Entscheidungsstichwort (Thema)
Immaterieller Schadensersatz bei Hirnschädigung nach verzögertem Kaiserschnitt
Normenkette
BGB §§ 823, 847
Verfahrensgang
LG Potsdam (Urteil vom 31.01.2002; Aktenzeichen 11 O 102/99) |
Tenor
1. Die Berufung der Beklagten und die Anschlussberufung des Klägers zu 1) gegen das am 31.1.2002 verkündete Urteil der 11. Zivilkammer des LG Potsdam (11 O 102/99) werden zurückgewiesen.
2. Von den Gerichtskosten des zweiten Rechtszuges tragen
– der Kläger zu 1) 19 v.H.,
– die Klägerin zu 2) 1 v.H.
und
– die Beklagten als Gesamtschuldner 80 v.H.
3. Von den im zweiten Rechtszug entstandenen außergerichtlichen Kosten des Klägers zu 1) fallen den Beklagten als Gesamtschuldnern 80 v.H. zur Last. Von den außergerichtlichen Kosten der Beklagten trägt der Kläger zu 1) 20 v.H. Im Übrigen trägt jede Partei ihre im zweiten Rechtszug entstandenen außergerichtlichen Kosten selbst.

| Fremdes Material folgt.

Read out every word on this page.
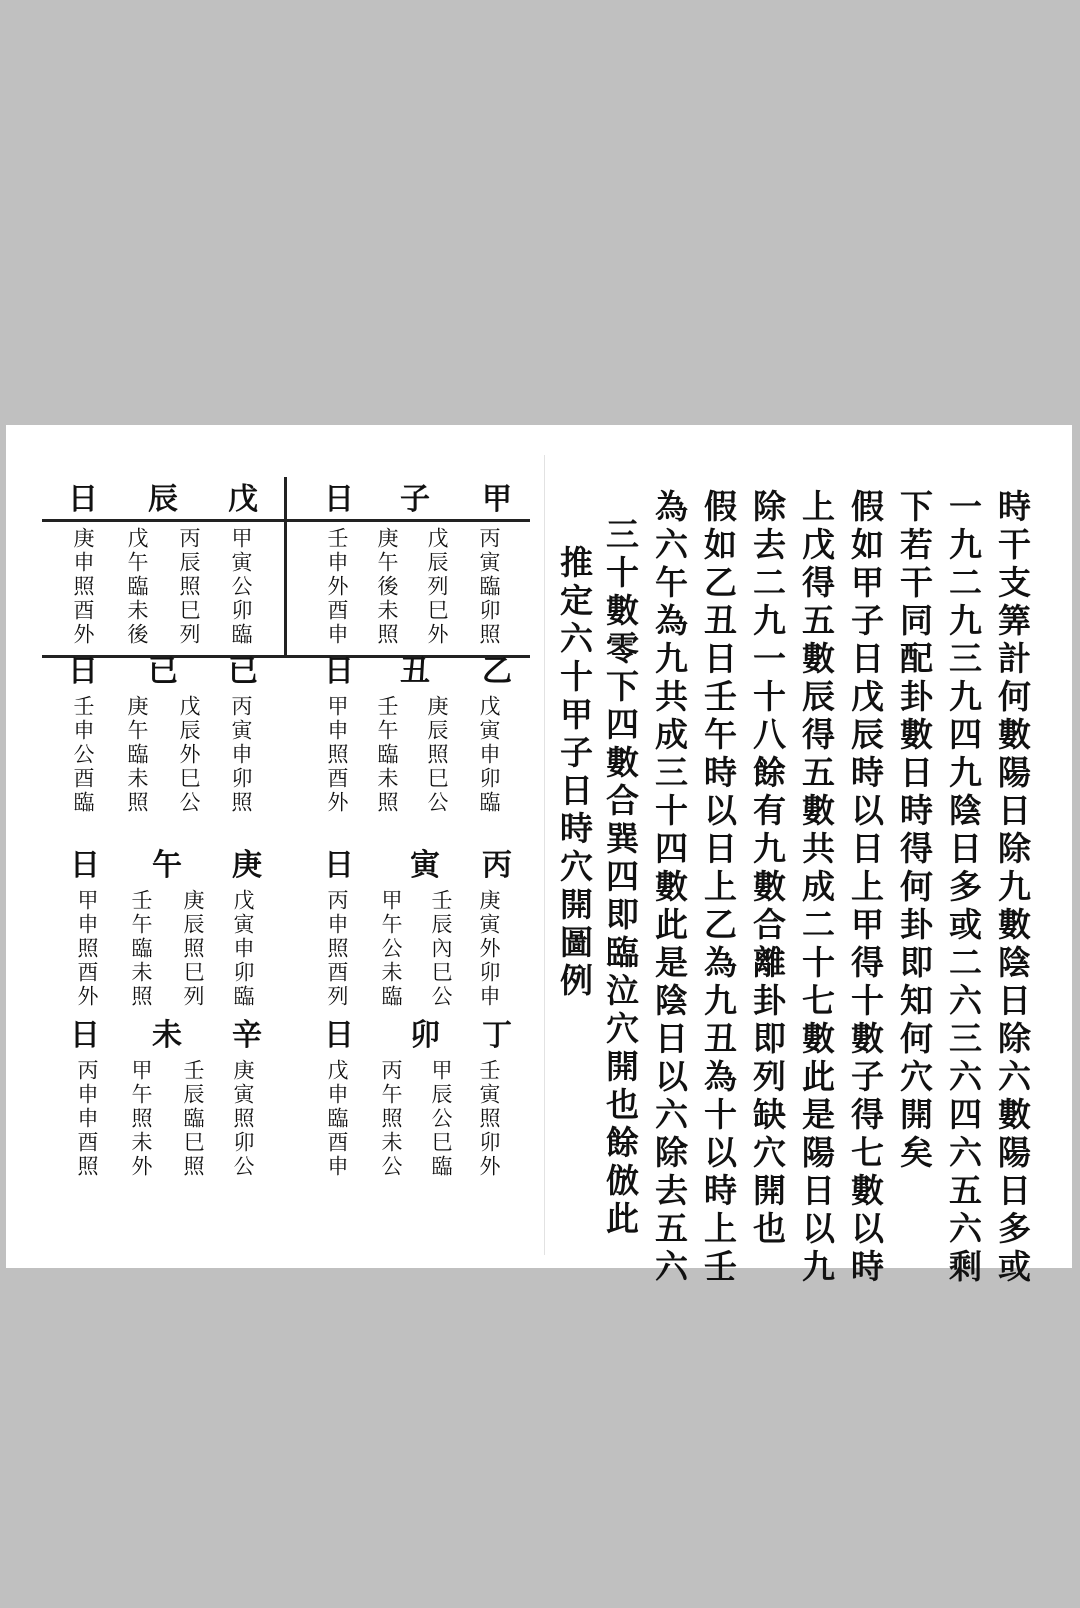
時干支筭計何數陽日除九數陰日除六數陽日多或
一九二九三九四九陰日多或二六三六四六五六剩
下若干同配卦數日時得何卦即知何穴開矣
假如甲子日戊辰時以日上甲得十數子得七數以時
上戊得五數辰得五數共成二十七數此是陽日以九
除去二九一十八餘有九數合離卦即列缺穴開也
假如乙丑日壬午時以日上乙為九丑為十以時上壬
為六午為九共成三十四數此是陰日以六除去五六
三十數零下四數合巽四即臨泣穴開也餘倣此
推定六十甲子日時穴開圖例
甲
子
日
丙寅臨卯照
戊辰列巳外
庚午後未照
壬申外酉申
戊
辰
日
甲寅公卯臨
丙辰照巳列
戊午臨未後
庚申照酉外
乙
丑
日
戊寅申卯臨
庚辰照巳公
壬午臨未照
甲申照酉外
已
已
日
丙寅申卯照
戊辰外巳公
庚午臨未照
壬申公酉臨
丙
寅
日
庚寅外卯申
壬辰內巳公
甲午公未臨
丙申照酉列
庚
午
日
戊寅申卯臨
庚辰照巳列
壬午臨未照
甲申照酉外
丁
卯
日
壬寅照卯外
甲辰公巳臨
丙午照未公
戊申臨酉申
辛
未
日
庚寅照卯公
壬辰臨巳照
甲午照未外
丙申申酉照
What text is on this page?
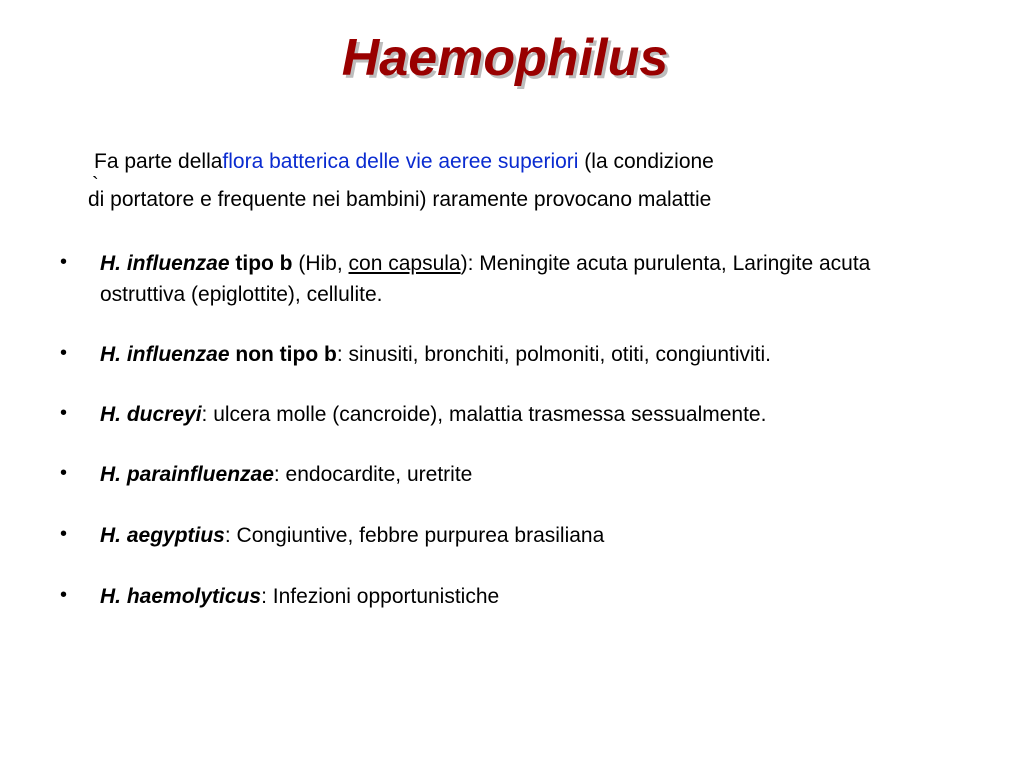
Haemophilus
Fa parte dellaflora batterica delle vie aeree superiori (la condizione
di portatore e ` frequente nei bambini) raramente provocano malattie
• H. influenzae tipo b (Hib, con capsula): Meningite acuta purulenta, Laringite acuta ostruttiva (epiglottite), cellulite.
• H. influenzae non tipo b: sinusiti, bronchiti, polmoniti, otiti, congiuntiviti.
• H. ducreyi: ulcera molle (cancroide), malattia trasmessa sessualmente.
• H. parainfluenzae: endocardite, uretrite
• H. aegyptius: Congiuntive, febbre purpurea brasiliana
• H. haemolyticus: Infezioni opportunistiche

4. Das Urteil ist vorläufig vollstreckbar. Den Parteien bleibt nachgelassen, die jeweilige Zwangsvollstreckung des anderen Teils durch Sicherheitsleistung i.H.v. jeweils 110 v.H. des beizutreibenden Betrages abzuwenden, sofern nicht der jeweils andere Teil zuvor Sicherheit in nämlicher Höhe leistet.
5. Der Wert der Beschwer beträgt für die Beklagten 299.780 Euro und für den Kläger zu 1) 76.775,13 Euro.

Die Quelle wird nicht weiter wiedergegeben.